Fasting for water

What does a common person do when confronted with a water shortage? Well B K Roy Burman, an anthropologist from Delhi's Chittaranjan Park, went on a fast for two days to protest against the problem. He demanded a more equitable and transparent pattern for the distribution of water by the Delhi Jal Board (DJB). He was on strike from May 21-22, 2001. "I wanted to highlight the fact that Delhi is not facing shortage of water. The scarcity is due to its mismanagement,' says Burman.

He broke his fast after his proposal for setting up of a People's Commission on Facts and Fiction: Issues Concerning Water was accepted by the DJB to examine the prevailing inequity. Delhi's chief minister Sheila Dixit also held a meeting with Burman and DJB officials on May 31, 2001, to evolve a way to address the problem. However, some DJB officials are doubtful about their promise given to Burman. "Uniform distribution of water is not possible because of the natural decline in volume and pressure of the water as the flow goes down the line. This leads to a water scarcity for consumers in some areas,' says Shalabh Kumar, an executive engineer of DJB.
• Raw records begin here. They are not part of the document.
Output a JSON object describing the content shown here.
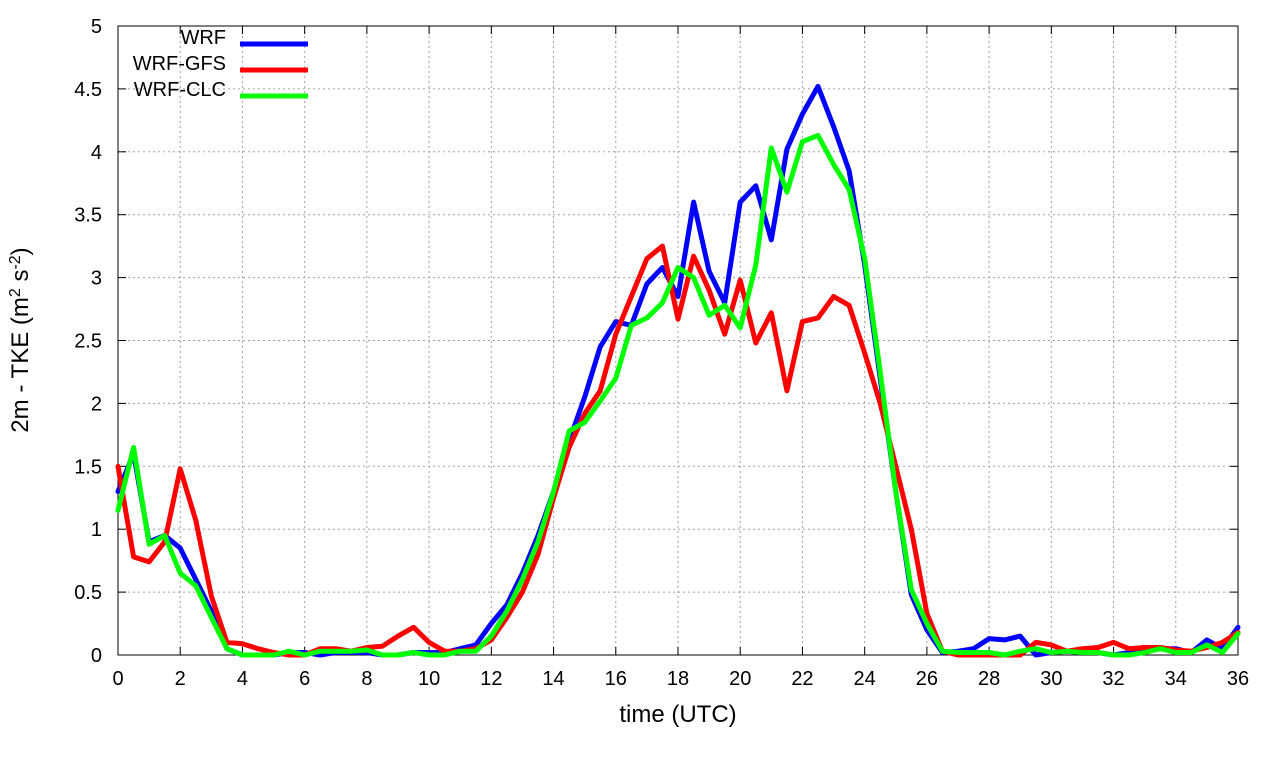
{
  "chart_data": {
    "type": "line",
    "title": "",
    "xlabel": "time (UTC)",
    "ylabel_main": "2m - TKE (m",
    "ylabel_sup1": "2",
    "ylabel_mid": " s",
    "ylabel_sup2": "-2",
    "ylabel_end": ")",
    "xlim": [
      0,
      36
    ],
    "ylim": [
      0,
      5
    ],
    "xticks": [
      0,
      2,
      4,
      6,
      8,
      10,
      12,
      14,
      16,
      18,
      20,
      22,
      24,
      26,
      28,
      30,
      32,
      34,
      36
    ],
    "yticks": [
      0,
      0.5,
      1,
      1.5,
      2,
      2.5,
      3,
      3.5,
      4,
      4.5,
      5
    ],
    "ytick_labels": [
      "0",
      "0.5",
      "1",
      "1.5",
      "2",
      "2.5",
      "3",
      "3.5",
      "4",
      "4.5",
      "5"
    ],
    "grid": true,
    "legend_position": "top-left",
    "x": [
      0,
      0.5,
      1,
      1.5,
      2,
      2.5,
      3,
      3.5,
      4,
      4.5,
      5,
      5.5,
      6,
      6.5,
      7,
      7.5,
      8,
      8.5,
      9,
      9.5,
      10,
      10.5,
      11,
      11.5,
      12,
      12.5,
      13,
      13.5,
      14,
      14.5,
      15,
      15.5,
      16,
      16.5,
      17,
      17.5,
      18,
      18.5,
      19,
      19.5,
      20,
      20.5,
      21,
      21.5,
      22,
      22.5,
      23,
      23.5,
      24,
      24.5,
      25,
      25.5,
      26,
      26.5,
      27,
      27.5,
      28,
      28.5,
      29,
      29.5,
      30,
      30.5,
      31,
      31.5,
      32,
      32.5,
      33,
      33.5,
      34,
      34.5,
      35,
      35.5,
      36
    ],
    "series": [
      {
        "name": "WRF",
        "color": "#0000ff",
        "values": [
          1.3,
          1.6,
          0.9,
          0.95,
          0.85,
          0.6,
          0.35,
          0.05,
          0.0,
          0.0,
          0.0,
          0.02,
          0.02,
          0.0,
          0.02,
          0.02,
          0.02,
          0.0,
          0.0,
          0.02,
          0.02,
          0.02,
          0.05,
          0.08,
          0.25,
          0.4,
          0.65,
          0.95,
          1.3,
          1.7,
          2.05,
          2.45,
          2.65,
          2.62,
          2.95,
          3.08,
          2.85,
          3.6,
          3.05,
          2.8,
          3.6,
          3.73,
          3.3,
          4.02,
          4.3,
          4.52,
          4.2,
          3.85,
          3.1,
          2.2,
          1.3,
          0.48,
          0.2,
          0.02,
          0.03,
          0.05,
          0.13,
          0.12,
          0.15,
          0.0,
          0.02,
          0.03,
          0.02,
          0.02,
          0.0,
          0.02,
          0.03,
          0.05,
          0.05,
          0.02,
          0.12,
          0.05,
          0.22
        ]
      },
      {
        "name": "WRF-GFS",
        "color": "#ff0000",
        "values": [
          1.5,
          0.78,
          0.74,
          0.9,
          1.48,
          1.07,
          0.47,
          0.1,
          0.09,
          0.05,
          0.02,
          0.0,
          0.0,
          0.05,
          0.05,
          0.03,
          0.06,
          0.07,
          0.15,
          0.22,
          0.1,
          0.03,
          0.03,
          0.05,
          0.12,
          0.3,
          0.5,
          0.8,
          1.25,
          1.65,
          1.92,
          2.1,
          2.55,
          2.85,
          3.15,
          3.25,
          2.67,
          3.17,
          2.9,
          2.55,
          2.98,
          2.48,
          2.72,
          2.1,
          2.65,
          2.68,
          2.85,
          2.78,
          2.4,
          2.0,
          1.5,
          1.0,
          0.33,
          0.03,
          0.0,
          0.0,
          0.0,
          0.0,
          0.0,
          0.1,
          0.08,
          0.03,
          0.05,
          0.06,
          0.1,
          0.05,
          0.06,
          0.06,
          0.04,
          0.03,
          0.06,
          0.1,
          0.18
        ]
      },
      {
        "name": "WRF-CLC",
        "color": "#00ff00",
        "values": [
          1.15,
          1.65,
          0.88,
          0.95,
          0.65,
          0.55,
          0.3,
          0.05,
          0.0,
          0.0,
          0.0,
          0.03,
          0.0,
          0.03,
          0.03,
          0.03,
          0.04,
          0.0,
          0.0,
          0.02,
          0.0,
          0.0,
          0.03,
          0.03,
          0.15,
          0.35,
          0.6,
          0.9,
          1.3,
          1.78,
          1.85,
          2.02,
          2.2,
          2.62,
          2.68,
          2.8,
          3.08,
          3.0,
          2.7,
          2.78,
          2.6,
          3.1,
          4.03,
          3.68,
          4.08,
          4.13,
          3.9,
          3.7,
          3.15,
          2.25,
          1.3,
          0.52,
          0.25,
          0.03,
          0.02,
          0.02,
          0.02,
          0.0,
          0.03,
          0.05,
          0.02,
          0.03,
          0.02,
          0.02,
          0.0,
          0.0,
          0.02,
          0.05,
          0.02,
          0.02,
          0.08,
          0.02,
          0.17
        ]
      }
    ]
  }
}
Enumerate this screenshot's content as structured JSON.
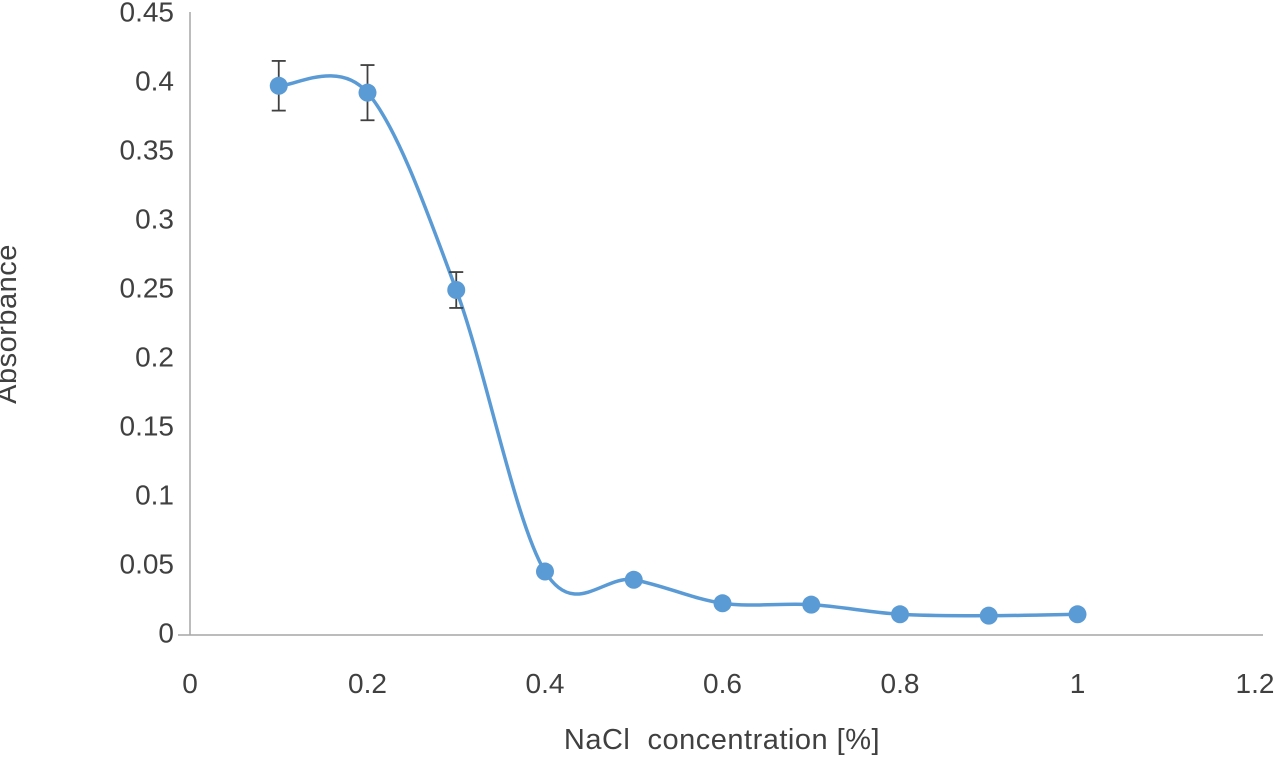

Representatives from at least 15 non-governmental organisations ( ngo s) have supported Burman's cause. Activists including Rajendra Singh of Tarun Barat Sangh, a Rajasthan-based ngo and Medha Patkar of the Narmada Bachao Andolan also hailed Burman's move. "The water availability in Delhi is more than four times the international average. Even then the residents have to face a water scarcity problem,' says Burman. In a petition, Vinod Kumar Jain, chairperson of Tapas, a Delhi-based ngo stated that out the total water supplied by DJB, 25 per cent is lost due to leakage and 15 per cent is lost due to pilferage by industries. DJB has no provision to monitor the water consumption by the industries.